Two Memphis judges and a Shelby County Commissioner are among the five applicants for a vacancy on the Tennessee Supreme Court.


Criminal Court Judge Chris Craft, Tennessee Court of Appeals Judge Holly M. Kirby and Shelby County Commissioner Steve Mulroy have submitted applications to the Governor’s Commission on Judicial Appointments, the newly formed body that will send a list of three finalists to Tennessee Gov. Bill Haslam.

Mulroy is a professor of law at the University of Memphis Cecil C. Humphreys School of Law and had been among finalists U.S. Rep. Steve Cohen considered recommending to President Barack Obama for the U.S. District Court for the Western District of Tennessee. Cohen eventually recommended attorney Sheri Lipman, who Obama then nominated for the federal position.

Mulroy has also been considering a bid for the Democratic nomination for Shelby County mayor in the May 2014 county primaries.

The two other applicants for the Tennessee Supreme Court position are William L. Jenkins Jr., a partner in the Dyersburg law firm Wilkerson Gauldin Hayes Jenkins & Dedmon, and John Brook Lathram, a member of the Memphis law firm Bass, Berry & Sims PLC.

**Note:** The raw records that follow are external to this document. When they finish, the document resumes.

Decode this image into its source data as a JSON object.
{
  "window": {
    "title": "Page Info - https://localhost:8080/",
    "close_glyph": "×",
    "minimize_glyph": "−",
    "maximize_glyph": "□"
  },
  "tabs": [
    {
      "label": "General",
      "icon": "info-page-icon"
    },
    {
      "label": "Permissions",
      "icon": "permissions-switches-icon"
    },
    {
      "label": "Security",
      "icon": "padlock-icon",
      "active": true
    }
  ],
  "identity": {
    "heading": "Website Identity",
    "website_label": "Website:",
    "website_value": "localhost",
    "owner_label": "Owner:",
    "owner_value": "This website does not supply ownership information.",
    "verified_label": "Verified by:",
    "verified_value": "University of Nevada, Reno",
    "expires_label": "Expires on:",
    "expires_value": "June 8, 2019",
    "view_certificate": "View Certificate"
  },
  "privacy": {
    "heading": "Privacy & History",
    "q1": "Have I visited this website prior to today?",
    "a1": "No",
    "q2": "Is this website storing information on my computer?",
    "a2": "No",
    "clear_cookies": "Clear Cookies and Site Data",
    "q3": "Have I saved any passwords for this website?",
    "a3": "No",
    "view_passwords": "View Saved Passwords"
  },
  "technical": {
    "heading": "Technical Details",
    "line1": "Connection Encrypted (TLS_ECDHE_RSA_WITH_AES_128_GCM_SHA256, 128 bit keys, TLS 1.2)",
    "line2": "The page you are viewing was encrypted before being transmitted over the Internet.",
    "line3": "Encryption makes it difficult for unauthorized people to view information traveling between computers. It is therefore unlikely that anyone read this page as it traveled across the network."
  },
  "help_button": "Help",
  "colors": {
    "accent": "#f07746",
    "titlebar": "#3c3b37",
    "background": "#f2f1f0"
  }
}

Tennessee Supreme Court Justice Janice Holder announced earlier this year that she would not seek re-election to the court in the August 2014 judicial retention elections but would serve out her full eight-year term, which runs out Aug. 30, after the election. The timing leaves open, at least for now, the question of whose name would be on the ballot since there won’t be a vacancy on the court until after the election.

Several other state appellate court judges also announced they would not seek re-election.

The new commission plans to meet Nov. 13 in Nashville to interview the applicants and then submit a list of three finalists to Haslam.

Meanwhile, five attorneys and one Memphis judge applied to fill Judge David R. Farmer’s seat on the Tennessee Court of Appeals, Western Section. Like Holder, Farmer’s resignation is effective Aug. 30, at the end of his term of office.

Applicants include Shelby County Chancellor Kenny Armstrong; Frank S. Cantrell, the deputy director of Memphis Area Legal Services Inc.; Brandon O. Gipson, attorney and partner with Pentecost & Glenn PLLC of Jackson; Rhynette Northcross Hurd of Memphis mediation practice Ridder Hurd PLLC; attorney Edward L. Martindale Jr. of Jackson; and Dorothy Pounders, managing partner of Pounders Coleman PLLC of Memphis.

The new commission plans to meet Nov. 12 in Jackson to interview those applicants.